Something like this is not only discouraging, but also it puts them at risk of serious injuries if they go ahead to attempt the move; their balance is off. The mind simply cannot do what the body has trained so long to do. It happened to Simone Biles, a multi-award winning gymnast in the last Olympics.
I think this thing applies in reverse for myself. For me it is not how the mind is unable to do what the body is fully capable of doing.
When I decided to take up running three years ago, I did it mostly as a physical means to overcome my reluctance about beginning to take my writing seriously.
Deciding to go out and exercise, in a society that generally says “why bother, you are not even overweight” [ I mean, there is a lot to unpack in that statement]. Even more, just choosing to do something out of the ordinary, outside of the realm of my set-in-stone schedule- get up and run.
This helped me to get over a huge amount of the shyness I felt back then around putting my work out as a writer.
It helped, I felt that definite movement forward. Who can ignore the thrill of gradual growth? One thing about exercise is that if you commit to it long enough, and consistently so, you find that you are able to do more than the day before, and the day before that. It keeps moving you forward. Muscles strengthen, and carry you further than you cared to dream.
There was something unexpectedly vital about learning this; that I did not need to wait to be perfect in order to start. You get better by showing up. That is how a person grows.
Now, I don’t run as often as I used to; timing. Not wanting to hurt my back. But I will never stop taking long walks; for myself, for my writing.

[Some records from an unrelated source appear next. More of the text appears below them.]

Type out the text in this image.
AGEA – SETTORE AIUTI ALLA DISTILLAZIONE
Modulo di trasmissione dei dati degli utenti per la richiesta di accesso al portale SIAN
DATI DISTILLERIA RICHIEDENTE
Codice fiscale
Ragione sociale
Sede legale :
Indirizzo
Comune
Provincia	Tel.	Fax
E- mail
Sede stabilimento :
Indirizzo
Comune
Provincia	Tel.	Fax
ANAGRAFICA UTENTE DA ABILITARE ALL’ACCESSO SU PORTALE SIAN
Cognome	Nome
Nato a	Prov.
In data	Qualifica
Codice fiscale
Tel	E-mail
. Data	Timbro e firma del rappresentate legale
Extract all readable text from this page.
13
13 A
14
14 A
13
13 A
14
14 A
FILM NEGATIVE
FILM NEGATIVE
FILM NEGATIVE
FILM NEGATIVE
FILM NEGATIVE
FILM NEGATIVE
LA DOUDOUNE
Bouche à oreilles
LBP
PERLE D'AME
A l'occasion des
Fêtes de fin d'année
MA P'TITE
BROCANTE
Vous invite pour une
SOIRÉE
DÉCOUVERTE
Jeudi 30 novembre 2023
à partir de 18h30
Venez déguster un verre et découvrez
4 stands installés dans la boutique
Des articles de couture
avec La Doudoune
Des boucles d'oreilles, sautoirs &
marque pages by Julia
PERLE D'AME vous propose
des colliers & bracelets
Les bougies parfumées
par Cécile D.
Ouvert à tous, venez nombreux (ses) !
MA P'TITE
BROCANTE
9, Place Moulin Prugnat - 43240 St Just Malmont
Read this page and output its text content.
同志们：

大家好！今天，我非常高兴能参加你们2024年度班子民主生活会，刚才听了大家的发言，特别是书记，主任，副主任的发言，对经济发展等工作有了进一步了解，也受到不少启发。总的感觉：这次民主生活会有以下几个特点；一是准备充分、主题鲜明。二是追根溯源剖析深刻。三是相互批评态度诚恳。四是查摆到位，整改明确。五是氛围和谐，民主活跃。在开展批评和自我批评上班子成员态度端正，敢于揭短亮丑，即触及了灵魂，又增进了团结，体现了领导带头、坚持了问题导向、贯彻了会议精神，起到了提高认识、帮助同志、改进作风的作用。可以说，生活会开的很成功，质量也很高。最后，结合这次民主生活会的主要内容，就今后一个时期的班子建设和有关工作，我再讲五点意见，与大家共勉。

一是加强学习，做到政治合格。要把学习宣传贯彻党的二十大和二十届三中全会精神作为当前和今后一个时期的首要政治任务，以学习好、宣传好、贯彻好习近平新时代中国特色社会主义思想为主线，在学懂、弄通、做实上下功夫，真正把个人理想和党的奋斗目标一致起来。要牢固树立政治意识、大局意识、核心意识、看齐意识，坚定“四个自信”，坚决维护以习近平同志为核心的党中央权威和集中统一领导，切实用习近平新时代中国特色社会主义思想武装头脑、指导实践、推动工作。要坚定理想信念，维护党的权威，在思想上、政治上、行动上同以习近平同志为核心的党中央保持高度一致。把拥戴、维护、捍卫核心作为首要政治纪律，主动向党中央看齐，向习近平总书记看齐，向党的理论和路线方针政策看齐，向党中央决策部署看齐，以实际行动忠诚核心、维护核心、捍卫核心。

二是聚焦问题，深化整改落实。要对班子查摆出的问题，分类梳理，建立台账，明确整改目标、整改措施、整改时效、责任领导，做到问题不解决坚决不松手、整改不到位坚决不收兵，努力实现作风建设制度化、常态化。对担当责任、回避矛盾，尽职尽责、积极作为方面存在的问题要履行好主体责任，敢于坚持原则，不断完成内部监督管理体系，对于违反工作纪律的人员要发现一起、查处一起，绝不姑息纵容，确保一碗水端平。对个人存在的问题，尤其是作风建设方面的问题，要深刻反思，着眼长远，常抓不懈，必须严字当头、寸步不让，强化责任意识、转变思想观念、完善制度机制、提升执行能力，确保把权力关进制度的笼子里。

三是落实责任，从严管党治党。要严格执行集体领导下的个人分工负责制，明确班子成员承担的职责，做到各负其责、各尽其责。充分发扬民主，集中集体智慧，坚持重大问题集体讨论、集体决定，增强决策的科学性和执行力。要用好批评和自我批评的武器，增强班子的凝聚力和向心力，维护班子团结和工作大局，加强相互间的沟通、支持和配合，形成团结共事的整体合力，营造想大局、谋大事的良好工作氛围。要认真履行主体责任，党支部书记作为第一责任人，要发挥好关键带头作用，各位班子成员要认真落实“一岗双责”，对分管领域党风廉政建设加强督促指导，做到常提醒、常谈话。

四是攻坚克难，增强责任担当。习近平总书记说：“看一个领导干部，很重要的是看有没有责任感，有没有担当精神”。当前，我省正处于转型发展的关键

I am sure that I could definitely use that adrenaline and encouragement I get after a good run; it feels like jumping over a hurdle with a rocket, like flying. But the steady walking, one foot in front of the other has shown me to think straighter. To go into roads that have fewer hurdles in the first place, or ones that teach a person how to grow and think better, not necessarily use a lot of force, or compulsion to do it.
But it is true what they say, exercise does a body [and a mind], good.
And,
How about you? What “auxiliary” activity have you added to your craft, whatever that may be? Something that has helped you grow and keep your mind clear? How do you strengthen it and get yourself to think of the same old in a new way.
Let me know in the comments.
And take care of yourself. Mind and Body.